La Traboule
Sas de reconstruction
Réinsertion sociale
Ile-de-France - Paris
En quelques mots
Association : petit travaux de débarras de caves ou d’appartements.
Le soutien de la fondation (2008) :
> Financement : 10 000 € pour l'achat d’un fourgon et d’outillage.
> Parrainage :
Sophie BONNAURE, Directrice des ressources humaines, GTM Bâtiment (Construction) à Nanterre
« La Traboule, c’est un sas de reconstruction pour les personnes dans l’errance. » À 60 ans, quelques mois après avoir quitté la direction de l’entreprise d’insertion Travail et Vie (soutenue par la Fondation en 2002), Daniel Fortin a monté l’association La Traboule à Paris.
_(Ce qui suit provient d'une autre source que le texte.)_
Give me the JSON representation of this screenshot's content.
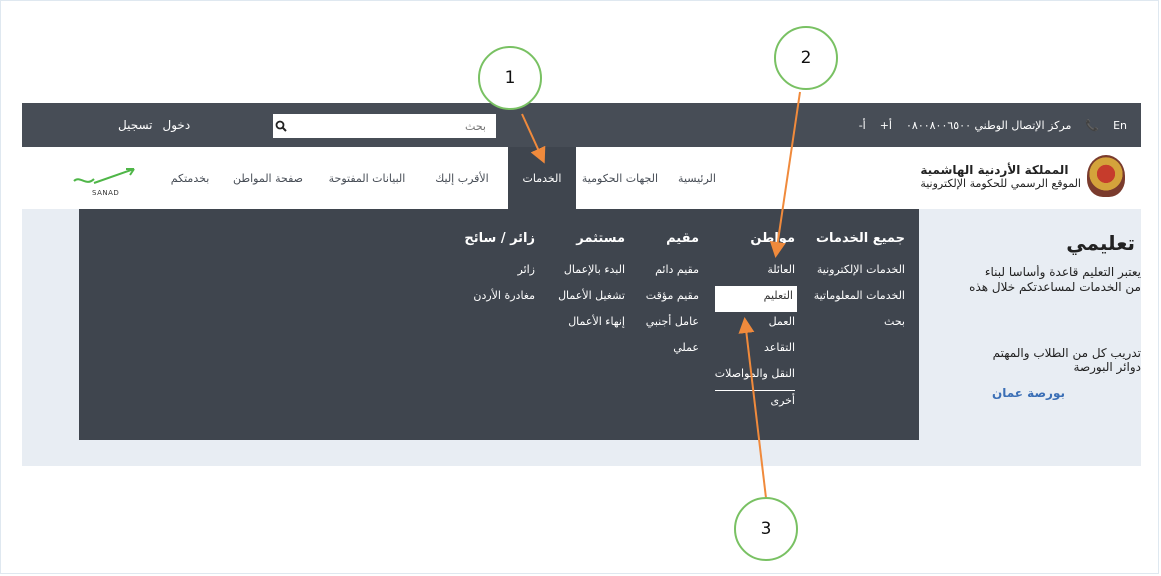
{
  "topbar": {
    "login": "دخول",
    "register": "تسجيل",
    "search_placeholder": "بحث",
    "call_center": "مركز الإتصال الوطني ٠٨٠٠٨٠٠٦٥٠٠",
    "font_increase": "أ+",
    "font_decrease": "أ-",
    "language": "En"
  },
  "brand": {
    "title": "المملكة الأردنية الهاشمية",
    "subtitle": "الموقع الرسمي للحكومة الإلكترونية"
  },
  "nav": {
    "home": "الرئيسية",
    "gov_entities": "الجهات الحكومية",
    "services": "الخدمات",
    "nearest": "الأقرب إليك",
    "open_data": "البيانات المفتوحة",
    "citizen_page": "صفحة المواطن",
    "at_your_service": "بخدمتكم",
    "sanad": "SANAD"
  },
  "mega": {
    "all_services": {
      "header": "جميع الخدمات",
      "items": [
        "الخدمات الإلكترونية",
        "الخدمات المعلوماتية",
        "بحث"
      ]
    },
    "citizen": {
      "header": "مواطن",
      "items": [
        "العائلة",
        "التعليم",
        "العمل",
        "التقاعد",
        "النقل والمواصلات",
        "أخرى"
      ]
    },
    "resident": {
      "header": "مقيم",
      "items": [
        "مقيم دائم",
        "مقيم مؤقت",
        "عامل أجنبي",
        "عملي"
      ]
    },
    "investor": {
      "header": "مستثمر",
      "items": [
        "البدء بالإعمال",
        "تشغيل الأعمال",
        "إنهاء الأعمال"
      ]
    },
    "visitor": {
      "header": "زائر / سائح",
      "items": [
        "زائر",
        "مغادرة الأردن"
      ]
    }
  },
  "page": {
    "title": "تعليمي",
    "desc_line1": "يعتبر التعليم قاعدة وأساسا لبناء",
    "desc_line2": "من الخدمات لمساعدتكم خلال هذه",
    "desc2_line1": "تدريب كل من الطلاب والمهتم",
    "desc2_line2": "دوائر البورصة",
    "link": "بورصة عمان"
  },
  "annotations": {
    "c1": "1",
    "c2": "2",
    "c3": "3"
  },
  "colors": {
    "dark": "#474d56",
    "mega": "#3f454e",
    "arrow": "#f08a3c",
    "circle": "#79c163",
    "link": "#3b6fb6"
  }
}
Fort de son expérience dans le secteur social, il veut être présent auprès des personnes en situation de grande marginalité qui ne parviennent pas à intégrer les structures classiques de l’insertion.
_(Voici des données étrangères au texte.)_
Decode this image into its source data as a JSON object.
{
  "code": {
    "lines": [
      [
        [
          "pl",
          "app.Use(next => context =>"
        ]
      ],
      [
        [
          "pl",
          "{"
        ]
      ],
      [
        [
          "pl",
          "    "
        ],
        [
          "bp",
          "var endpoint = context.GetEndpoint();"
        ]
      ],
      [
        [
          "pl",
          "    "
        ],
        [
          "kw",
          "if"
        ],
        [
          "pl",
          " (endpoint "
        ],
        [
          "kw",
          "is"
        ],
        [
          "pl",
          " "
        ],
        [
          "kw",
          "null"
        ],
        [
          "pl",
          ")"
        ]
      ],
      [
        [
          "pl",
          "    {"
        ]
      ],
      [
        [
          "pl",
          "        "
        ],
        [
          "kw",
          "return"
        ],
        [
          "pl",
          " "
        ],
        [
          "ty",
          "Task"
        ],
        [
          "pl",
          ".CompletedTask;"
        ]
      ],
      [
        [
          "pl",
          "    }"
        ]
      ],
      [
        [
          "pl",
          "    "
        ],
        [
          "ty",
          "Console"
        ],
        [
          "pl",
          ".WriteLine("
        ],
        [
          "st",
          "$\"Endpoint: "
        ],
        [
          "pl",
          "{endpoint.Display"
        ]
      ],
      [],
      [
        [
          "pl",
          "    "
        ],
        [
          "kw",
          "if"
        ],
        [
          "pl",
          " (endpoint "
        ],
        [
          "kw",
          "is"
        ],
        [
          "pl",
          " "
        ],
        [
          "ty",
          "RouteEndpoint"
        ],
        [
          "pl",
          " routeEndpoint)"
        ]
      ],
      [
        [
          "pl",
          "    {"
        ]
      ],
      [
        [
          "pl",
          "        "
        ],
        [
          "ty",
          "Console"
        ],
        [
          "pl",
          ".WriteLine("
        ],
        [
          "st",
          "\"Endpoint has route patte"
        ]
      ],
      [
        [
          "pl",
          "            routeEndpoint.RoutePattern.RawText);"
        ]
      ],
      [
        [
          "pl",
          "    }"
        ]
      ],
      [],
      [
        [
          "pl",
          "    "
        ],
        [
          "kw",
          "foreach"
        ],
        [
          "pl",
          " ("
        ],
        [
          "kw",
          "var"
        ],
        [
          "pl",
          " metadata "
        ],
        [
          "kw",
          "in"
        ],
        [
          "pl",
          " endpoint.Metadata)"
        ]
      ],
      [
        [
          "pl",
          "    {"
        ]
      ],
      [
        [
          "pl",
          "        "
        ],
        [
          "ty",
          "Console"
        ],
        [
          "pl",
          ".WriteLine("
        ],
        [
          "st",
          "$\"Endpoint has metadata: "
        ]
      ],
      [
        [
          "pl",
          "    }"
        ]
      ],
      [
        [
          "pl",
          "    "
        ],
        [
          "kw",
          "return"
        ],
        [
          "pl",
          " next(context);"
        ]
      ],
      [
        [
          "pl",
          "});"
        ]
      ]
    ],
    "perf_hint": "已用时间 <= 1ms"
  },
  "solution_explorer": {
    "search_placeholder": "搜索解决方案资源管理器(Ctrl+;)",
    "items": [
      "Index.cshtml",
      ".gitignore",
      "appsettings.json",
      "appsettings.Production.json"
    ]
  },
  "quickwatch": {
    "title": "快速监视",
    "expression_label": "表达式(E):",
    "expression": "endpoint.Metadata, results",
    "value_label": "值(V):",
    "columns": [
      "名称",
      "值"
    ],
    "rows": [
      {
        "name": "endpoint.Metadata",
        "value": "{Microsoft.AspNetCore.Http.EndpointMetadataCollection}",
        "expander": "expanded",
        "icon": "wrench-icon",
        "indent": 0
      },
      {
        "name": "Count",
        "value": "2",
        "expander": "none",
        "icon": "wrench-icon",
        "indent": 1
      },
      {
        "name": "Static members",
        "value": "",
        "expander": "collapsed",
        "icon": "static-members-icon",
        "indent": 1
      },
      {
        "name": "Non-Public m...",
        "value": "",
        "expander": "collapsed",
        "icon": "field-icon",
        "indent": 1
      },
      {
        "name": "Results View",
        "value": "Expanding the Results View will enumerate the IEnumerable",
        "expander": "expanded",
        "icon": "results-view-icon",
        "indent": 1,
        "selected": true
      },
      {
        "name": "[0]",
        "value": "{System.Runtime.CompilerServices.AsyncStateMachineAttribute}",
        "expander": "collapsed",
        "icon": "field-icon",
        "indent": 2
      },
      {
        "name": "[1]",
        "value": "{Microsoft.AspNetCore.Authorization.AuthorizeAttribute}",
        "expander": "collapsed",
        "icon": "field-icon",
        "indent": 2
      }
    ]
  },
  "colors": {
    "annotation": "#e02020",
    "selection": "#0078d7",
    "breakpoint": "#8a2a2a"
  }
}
Des petits boulots pour redonner goût à la vie
Les activités démarrent en décembre 2007 avec quatre personnes sans domicile fixe du quartier de La Villette : des petits travaux de débarras de caves ou d’appartements à la journée, fournis pour la plupart par Travail et Vie car trop ponctuels pour y mobiliser ses salariés en insertion. Une expérience longue de la rue, des échecs successifs de tentatives de réinsertion et la perte de tout lien social rendent impossible une réinsertion "classique" par le travail. « Pour ces personnes dans l’errance que la normalité effraie, le plus difficile est de garder une stabilité » explique Daniel Fortin, unique permanent de La Traboule et responsable bénévole. L’idée est donc de les « raccrocher » par de la réalisation concrète, à leur rythme. Daniel Fortin envisage d’accompagner ainsi une dizaine de personnes par an, pas plus compte tenu des lourdes problématiques de chacun... Ces hommes, âgés de 35 à 50 ans, sont choisis en lien avec des éducateurs du quartier.
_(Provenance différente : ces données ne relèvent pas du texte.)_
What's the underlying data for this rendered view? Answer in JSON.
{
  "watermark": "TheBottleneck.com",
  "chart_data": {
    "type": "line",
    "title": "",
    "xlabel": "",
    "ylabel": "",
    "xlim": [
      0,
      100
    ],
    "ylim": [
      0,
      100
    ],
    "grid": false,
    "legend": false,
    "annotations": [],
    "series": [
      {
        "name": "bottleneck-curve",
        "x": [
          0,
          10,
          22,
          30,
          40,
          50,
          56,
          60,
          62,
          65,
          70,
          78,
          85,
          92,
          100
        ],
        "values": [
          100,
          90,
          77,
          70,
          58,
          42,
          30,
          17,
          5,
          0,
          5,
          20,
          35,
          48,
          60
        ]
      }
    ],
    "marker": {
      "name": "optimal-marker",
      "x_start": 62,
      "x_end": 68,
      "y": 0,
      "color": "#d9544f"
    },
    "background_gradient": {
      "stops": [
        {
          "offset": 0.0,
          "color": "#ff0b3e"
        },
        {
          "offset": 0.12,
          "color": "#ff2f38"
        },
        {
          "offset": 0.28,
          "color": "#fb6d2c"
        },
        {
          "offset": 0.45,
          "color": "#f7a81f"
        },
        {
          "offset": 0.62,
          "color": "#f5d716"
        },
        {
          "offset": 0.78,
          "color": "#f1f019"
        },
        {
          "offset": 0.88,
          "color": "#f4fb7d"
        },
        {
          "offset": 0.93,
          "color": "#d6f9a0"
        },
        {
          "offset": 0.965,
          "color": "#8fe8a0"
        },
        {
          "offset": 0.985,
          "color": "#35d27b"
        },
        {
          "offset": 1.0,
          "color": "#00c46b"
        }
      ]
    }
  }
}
La Traboule est pour le moment installée dans des locaux du 10° arrondissement de Paris, mis à disposition gratuitement par une entreprise en cours de fermeture. C’est un lieu de rassemblement pour boire un café le matin avant de partir travailler, ou discuter plus longuement. Les propositions de l’association sont donc simples, mais elles permettent de recréer peu à peu du lien, de la fierté et de faire revenir la confiance en soi. « Chacun réalise ainsi qu’il peut être utile, qu’il a sa place. Et j’insiste à chaque mission sur l’importance du travail bien fait… pour prouver qu’ils sont tous des gens bien » précise le responsable de la structure. Le fait de ne jamais travailler au même endroit est également apprécié. C’est une manière de ne pas s’installer dans une routine tout en reprenant néanmoins un rythme de travail. Pour leur statut, les personnes sont rattachées à une association intermédiaire liée à Travail et Vie : c’est elle qui délivre leur fiche de paye pour les heures travaillées… une étape de plus vers la socialisation.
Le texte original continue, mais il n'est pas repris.